Eurythmy therapy in hospitals something special and a wonderful possibility

Eurythmy therapy was developed in the Ita Wegman Clinic in Arlesheim, now the Arlesheim Clinic, from 1921 to 1924 in collaboration with Rudolf Steiner and the active doctors Ita Wegman, Margrete Kirchner-Bockholt and Hilma Walter. Steiner suggested specific exercises for certain patients, who sometimes stayed in the clinic for three months, which were then used and further developed by Margrete Kirchner-Bockholt, among others, who had also completed eurythmy training. In Germany and Switzerland there are clinics where eurythmy therapy is part of the therapy programme. Today, the focus is not only on individual therapy, but increasingly on group therapy for specific symptom areas. A report by Elisabeth Rieger from the Havelhöhe Community Hospital:

"Eurythmy therapy in German clinics today is strongly characterised by prescribed and ever shorter lying-in times for patients, which shortens all therapeutic processes and increasingly leads to group interventions and less individual therapy.

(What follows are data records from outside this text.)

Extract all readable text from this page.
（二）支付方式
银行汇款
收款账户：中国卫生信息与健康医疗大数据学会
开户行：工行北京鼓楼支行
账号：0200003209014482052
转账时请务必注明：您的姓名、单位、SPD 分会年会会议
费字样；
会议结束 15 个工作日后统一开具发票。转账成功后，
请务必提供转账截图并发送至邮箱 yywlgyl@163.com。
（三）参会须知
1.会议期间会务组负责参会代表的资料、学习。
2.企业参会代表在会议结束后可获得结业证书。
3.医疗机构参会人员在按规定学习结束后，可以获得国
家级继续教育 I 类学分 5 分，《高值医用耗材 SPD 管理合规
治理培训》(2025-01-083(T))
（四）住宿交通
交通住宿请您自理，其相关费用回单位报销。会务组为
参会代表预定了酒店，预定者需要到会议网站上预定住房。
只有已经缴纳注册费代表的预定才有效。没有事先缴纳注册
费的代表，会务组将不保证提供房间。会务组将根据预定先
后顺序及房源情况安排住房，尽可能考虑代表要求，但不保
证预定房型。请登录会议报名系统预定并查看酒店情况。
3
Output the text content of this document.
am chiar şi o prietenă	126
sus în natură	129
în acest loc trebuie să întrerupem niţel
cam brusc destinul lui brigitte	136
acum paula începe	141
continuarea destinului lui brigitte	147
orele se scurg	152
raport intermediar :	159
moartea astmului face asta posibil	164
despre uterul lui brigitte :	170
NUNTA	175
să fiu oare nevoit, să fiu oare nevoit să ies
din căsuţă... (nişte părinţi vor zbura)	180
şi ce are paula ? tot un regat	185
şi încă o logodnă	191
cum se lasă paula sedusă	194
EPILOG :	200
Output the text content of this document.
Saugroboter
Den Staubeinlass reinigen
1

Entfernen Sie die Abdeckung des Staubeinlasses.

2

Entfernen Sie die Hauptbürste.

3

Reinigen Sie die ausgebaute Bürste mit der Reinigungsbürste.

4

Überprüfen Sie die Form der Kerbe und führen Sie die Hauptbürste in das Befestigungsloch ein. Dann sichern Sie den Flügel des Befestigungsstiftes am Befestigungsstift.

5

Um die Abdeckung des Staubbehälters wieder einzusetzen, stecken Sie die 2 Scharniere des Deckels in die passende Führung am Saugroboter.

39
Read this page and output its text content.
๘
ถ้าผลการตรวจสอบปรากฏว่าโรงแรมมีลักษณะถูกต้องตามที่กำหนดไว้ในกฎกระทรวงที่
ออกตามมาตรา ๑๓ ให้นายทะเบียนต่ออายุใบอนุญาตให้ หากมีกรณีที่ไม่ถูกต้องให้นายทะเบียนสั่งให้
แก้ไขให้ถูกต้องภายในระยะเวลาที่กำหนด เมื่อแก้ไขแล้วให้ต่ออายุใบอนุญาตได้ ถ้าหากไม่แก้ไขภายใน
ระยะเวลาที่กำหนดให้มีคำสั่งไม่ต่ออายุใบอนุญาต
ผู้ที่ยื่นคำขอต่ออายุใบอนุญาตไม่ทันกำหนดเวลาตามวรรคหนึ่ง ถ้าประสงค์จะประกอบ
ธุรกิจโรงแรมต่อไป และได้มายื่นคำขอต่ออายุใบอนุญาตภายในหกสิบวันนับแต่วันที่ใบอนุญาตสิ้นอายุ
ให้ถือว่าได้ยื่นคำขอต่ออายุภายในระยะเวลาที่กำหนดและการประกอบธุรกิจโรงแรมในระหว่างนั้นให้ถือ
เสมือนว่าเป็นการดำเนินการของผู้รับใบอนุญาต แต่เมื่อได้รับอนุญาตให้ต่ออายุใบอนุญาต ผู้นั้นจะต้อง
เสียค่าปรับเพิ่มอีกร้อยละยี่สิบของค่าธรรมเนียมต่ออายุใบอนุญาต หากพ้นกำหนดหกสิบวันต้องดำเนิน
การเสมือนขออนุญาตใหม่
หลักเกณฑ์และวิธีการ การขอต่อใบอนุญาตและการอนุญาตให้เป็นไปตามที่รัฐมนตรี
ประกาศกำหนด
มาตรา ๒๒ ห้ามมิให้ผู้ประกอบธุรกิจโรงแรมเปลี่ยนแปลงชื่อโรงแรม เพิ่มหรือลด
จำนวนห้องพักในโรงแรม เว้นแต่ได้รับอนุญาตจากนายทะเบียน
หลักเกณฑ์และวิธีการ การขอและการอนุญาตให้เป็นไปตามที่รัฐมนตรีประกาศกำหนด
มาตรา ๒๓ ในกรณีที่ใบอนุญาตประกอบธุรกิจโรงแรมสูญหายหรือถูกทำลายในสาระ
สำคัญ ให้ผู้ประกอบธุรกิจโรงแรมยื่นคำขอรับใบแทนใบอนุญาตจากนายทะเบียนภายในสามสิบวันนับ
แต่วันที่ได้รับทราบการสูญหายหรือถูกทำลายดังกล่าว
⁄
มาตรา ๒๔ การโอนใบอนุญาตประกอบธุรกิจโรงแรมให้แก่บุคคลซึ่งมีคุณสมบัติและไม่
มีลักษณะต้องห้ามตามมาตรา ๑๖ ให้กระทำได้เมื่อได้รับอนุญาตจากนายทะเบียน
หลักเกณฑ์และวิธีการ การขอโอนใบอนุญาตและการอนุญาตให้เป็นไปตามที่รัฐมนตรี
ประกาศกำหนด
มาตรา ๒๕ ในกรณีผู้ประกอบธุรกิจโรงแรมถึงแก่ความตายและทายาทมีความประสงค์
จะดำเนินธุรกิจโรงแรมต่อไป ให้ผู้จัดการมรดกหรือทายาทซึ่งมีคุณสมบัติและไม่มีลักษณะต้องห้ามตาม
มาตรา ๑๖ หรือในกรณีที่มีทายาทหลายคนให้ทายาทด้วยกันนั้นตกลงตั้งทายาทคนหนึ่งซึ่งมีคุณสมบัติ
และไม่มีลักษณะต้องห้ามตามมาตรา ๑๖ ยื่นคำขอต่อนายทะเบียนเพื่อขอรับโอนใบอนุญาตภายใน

Individual therapy is mainly reserved for patients who are lying down. Groups exist for many important symptom areas: Oncology, Lung/Breathing, Pain Syndromes, Depression, Psychosomatic, Withdrawal, Anorexia, Relaxation and soon Inflammatory Bowel Disease and Irritable Bowel Syndrome. These groups must be carried out by the eurythmy therapists. Some of them also include a Saturday. For the therapists this means always being flexible, weighing up "my" patients versus substitutes or having a longer working day and developing ideas or concepts on how to deal with this situation in terms of content: Do you do exactly the same exercises in the group as in individual therapy? What is the human situation like? What changes in the reception of the eurythmy movements when people are in a group and also perceive the movements of all the other patients? According to which aspects do I arrange the time? There are groups in which we have experienced that it actually makes sense and works well when a group is together - such as with pain and withdrawal patients. Due to the usually shorter stay of many patients, the focus is on a good introduction and core exercises that the patient can practise himself at home and on the referral to the outpatient colleagues. The constant "struggle" with time is also a process shortening in the therapy and often only "beginnings" can be designed. With longer lengths of stay, such as in the palliative area or in the treatment programmes that provide for a 4-week stay, there is again other leeway. As a core statement about eurythmy therapy in hospitals today, one can certainly say: get to the essential point quickly, establish understanding and trust in the therapy directly by creating a therapeutic situation in which patients feel they are in good hands and understood. We have found that eurythmy therapy is very well received by the patients! (edited)

The fact that eurythmy therapy is part of the standard offer in clinics is something really special! We wish eurythmy therapy an inspiring work there, especially in the groups: In the group, patients also learn from each other and perhaps do not feel so alone in their situation. These group offers are a wonderful prelude to individual therapy in the practice following a stay in hospital.